I carcerati di Padova incontrano Papa Francesco.

«Una storia ancora tutta da scrivere»

L'incontro in Vaticano tra i detenuti della casa di reclusione "Due Palazzi" di Padova e il Pontefice, in occasione del Giubileo dei carcerati. L'invito a non dimenticare che è possibile un perdono: «Nessuno di voi si rinchiuda nel passato»
don Marco Pozza*

Sono storie piene di crepe da tutte le parti: storie da crepacuore, anche. È nelle crepe, però, che s'infila la luce: storie luminose, dunque, dal momento che «nelle crepe sta in agguato Dio» (Luis Borges). Le biografie dei poveri sono tutte così: sudice di polvere, di notti passate all'addiaccio, di speranze che il tempo ha reso quasi-defunte. Si assomigliano quasi tutte quelle storie. Ad accomunarle, soprattutto quelle rese infami dalle gesta compiute, è sempre la solita tentazione, quella di rinchiudersi nel passato: «Nessuno di voi si rinchiuda nel passato! Non cadiamo nella tentazione di pensare di non poter essere perdonati», ha raccomandato Francesco durante il Giubileo dei carcerati domenica 6 novembre a Roma. L'istigazione che ha fatto di Satana il principe del suicidio, il disperato che insegna a tutti i costi a disperare.

Poi, nell'attimo esatto in cui meno l'attendi, giunge una voce di sorpresa: inaspettata. È la Grazia, quella che a guardarla da fuori non pare comprensibile. È bastato un cenno, sotto un cielo di tempesta, a squarciare delle vite di tempesta: «Andiamo a trovare papa Francesco. Ci sta aspettando». Un grido che per loro - i banditi della società, quelli banditi dalla società – era anche annuncio: Dio ti cerca ovunque tu sia, Dio ti trova. Non te lo perdere, altrimenti sei perduto.

Anche Dio certi giorni sembra perduto senza la loro compagnia: «Non esiste tregua né riposo per Dio fino a quando non ha ritrovato la pecora che si era perduta», aveva detto il Papa nella messa del mattino. Poi un ciuffo di quelle pecore le ha chiamate da lui, a casa sua. Da buon pastore, sapeva bene il vecchio detto popolare secondo il quale il lupo perde il pelo, ma non il vizio. Ciò che quel gesto voleva dimostrare era la fallacia di quel proverbio: se è vero che il lupo perde il pelo e non il vizio, è altrettanto vero che con un pizzico d'amore ci sono lupi che sanno anche perdere il vizio.
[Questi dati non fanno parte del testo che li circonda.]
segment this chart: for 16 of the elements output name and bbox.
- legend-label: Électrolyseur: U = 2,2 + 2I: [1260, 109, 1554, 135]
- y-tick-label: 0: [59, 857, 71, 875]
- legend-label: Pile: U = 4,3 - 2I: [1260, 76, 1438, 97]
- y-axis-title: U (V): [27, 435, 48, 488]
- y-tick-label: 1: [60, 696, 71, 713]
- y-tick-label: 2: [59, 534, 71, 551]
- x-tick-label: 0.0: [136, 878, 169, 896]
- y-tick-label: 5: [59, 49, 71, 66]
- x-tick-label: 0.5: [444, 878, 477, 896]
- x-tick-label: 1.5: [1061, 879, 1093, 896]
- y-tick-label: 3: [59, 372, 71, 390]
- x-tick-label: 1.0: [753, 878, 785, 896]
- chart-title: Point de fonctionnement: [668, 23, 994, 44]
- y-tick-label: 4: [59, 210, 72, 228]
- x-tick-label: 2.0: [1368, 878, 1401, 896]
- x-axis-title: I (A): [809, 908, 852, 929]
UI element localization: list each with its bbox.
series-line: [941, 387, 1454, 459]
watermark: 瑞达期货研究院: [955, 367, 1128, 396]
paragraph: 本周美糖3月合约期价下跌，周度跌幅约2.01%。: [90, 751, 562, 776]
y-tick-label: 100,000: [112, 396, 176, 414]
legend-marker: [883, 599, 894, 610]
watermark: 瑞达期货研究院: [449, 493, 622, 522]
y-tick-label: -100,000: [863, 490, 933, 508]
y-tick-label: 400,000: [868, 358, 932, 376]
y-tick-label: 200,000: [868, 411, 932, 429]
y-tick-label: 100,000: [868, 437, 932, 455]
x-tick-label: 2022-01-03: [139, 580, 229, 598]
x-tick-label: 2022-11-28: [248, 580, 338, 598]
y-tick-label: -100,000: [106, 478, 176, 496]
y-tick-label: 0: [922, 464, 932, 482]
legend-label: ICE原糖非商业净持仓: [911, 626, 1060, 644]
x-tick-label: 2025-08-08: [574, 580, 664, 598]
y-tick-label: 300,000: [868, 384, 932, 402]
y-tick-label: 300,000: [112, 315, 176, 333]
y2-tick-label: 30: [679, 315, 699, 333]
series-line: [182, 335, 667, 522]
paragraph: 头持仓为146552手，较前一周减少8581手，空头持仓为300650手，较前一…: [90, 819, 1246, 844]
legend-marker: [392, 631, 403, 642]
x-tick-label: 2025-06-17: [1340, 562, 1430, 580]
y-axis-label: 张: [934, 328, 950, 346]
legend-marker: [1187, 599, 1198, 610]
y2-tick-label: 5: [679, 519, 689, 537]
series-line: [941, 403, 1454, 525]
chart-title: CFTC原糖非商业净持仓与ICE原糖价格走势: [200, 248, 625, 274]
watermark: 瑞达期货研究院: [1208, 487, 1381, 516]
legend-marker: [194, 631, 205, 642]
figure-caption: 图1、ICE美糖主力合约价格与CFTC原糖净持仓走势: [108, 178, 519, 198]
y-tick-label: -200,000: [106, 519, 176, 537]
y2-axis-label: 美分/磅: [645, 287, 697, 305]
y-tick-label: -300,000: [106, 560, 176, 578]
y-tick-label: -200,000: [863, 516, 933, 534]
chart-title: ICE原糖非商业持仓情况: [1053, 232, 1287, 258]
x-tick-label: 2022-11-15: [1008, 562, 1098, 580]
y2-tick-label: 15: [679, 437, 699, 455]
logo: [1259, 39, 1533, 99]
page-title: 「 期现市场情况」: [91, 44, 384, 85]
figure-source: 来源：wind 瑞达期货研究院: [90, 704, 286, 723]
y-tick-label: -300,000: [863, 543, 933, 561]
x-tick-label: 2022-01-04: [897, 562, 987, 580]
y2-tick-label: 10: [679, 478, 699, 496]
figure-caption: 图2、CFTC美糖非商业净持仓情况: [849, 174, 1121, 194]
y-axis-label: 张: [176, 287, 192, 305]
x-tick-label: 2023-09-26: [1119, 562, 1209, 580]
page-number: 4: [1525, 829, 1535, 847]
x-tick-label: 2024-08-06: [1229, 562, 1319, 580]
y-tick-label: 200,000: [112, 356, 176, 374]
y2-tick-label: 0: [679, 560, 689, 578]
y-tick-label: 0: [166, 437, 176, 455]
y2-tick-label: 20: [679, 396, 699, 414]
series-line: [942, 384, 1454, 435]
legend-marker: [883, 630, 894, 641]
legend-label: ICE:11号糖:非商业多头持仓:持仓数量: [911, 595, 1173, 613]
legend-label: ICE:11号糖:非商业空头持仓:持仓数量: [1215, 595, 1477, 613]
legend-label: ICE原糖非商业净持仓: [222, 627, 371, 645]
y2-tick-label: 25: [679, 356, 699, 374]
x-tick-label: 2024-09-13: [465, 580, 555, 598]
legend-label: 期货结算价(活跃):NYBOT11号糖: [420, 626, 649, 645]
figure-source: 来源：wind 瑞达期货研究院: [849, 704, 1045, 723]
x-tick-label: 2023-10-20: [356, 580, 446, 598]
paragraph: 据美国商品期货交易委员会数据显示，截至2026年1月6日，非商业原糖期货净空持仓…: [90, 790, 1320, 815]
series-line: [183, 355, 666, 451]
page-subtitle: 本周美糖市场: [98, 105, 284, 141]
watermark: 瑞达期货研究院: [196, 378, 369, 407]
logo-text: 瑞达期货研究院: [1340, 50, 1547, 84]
Il vizio del male, quella droga-quotidiana ch'è sempre una brutta faccenda: «La storia passata, anche se lo volessimo, non può essere riscritta. La storia che inizia oggi è ancora tutta da scrivere, con la grazia di Dio e con la vostra personale responsabilità» era stato il monito del Papa. Che forse, tra i potenti, è il solo che calcola la presenza di una variabile: l'idea che la povertà possa essere un terreno fecondo per la nascita di un crimine. Per l'inizio di una disavventura, come di un'avventura.

Mentre lo tenevano sotto assedio a-casa-sua, il mio divertimento è stato lo scrutare i loro volti: teste marchiate da cicatrici, tatuaggi stampati sulla pelle, le occhiaie smunte dal troppo fissare il vuoto. Addosso portavano camicie non più in commercio, pantaloni di quinta-mano, qualcuno dei denti ha solo qualche accenno. Eppure ciò che rende bello un deserto, raccontava il Piccolo Principe, è che da qualche parte nasconde un pozzo. Il pozzo di uno sguardo, quello del Papa: li fissa, lo fissano, inanellano discorsi senza nemmeno aprir bocca. Loro, uomini d'armi e di battaglia, tremano. Lui, uomo di pace e di guerra al male, ha la gioia del bambino sul volto. Di pomeriggio, a casa, si apre la porta agli amici, alla compagnia che rallegra il cuore.

Anche il Papa ha fatto così: mentre i sondaggisti, dall'America, mostravano una capacità di leggere l'andamento della storia da far ridere le capre, Francesco ha scelto di non perdere il contatto con la storia: quella vera, sempre più bella di quella immaginata. Domenica scorsa i detenuti, questa domenica i clochard. Si dice spesso: dulcis in fundo.

Eccolo il finale del Giubileo della Misericordia, quasi una sintesi: senza i poveri, scordatevi Cristo. Senza la base, scordatevi le altezze. Nessuno obbliga a seguire Cristo. Chi vuol credere, creda: questo è tutto.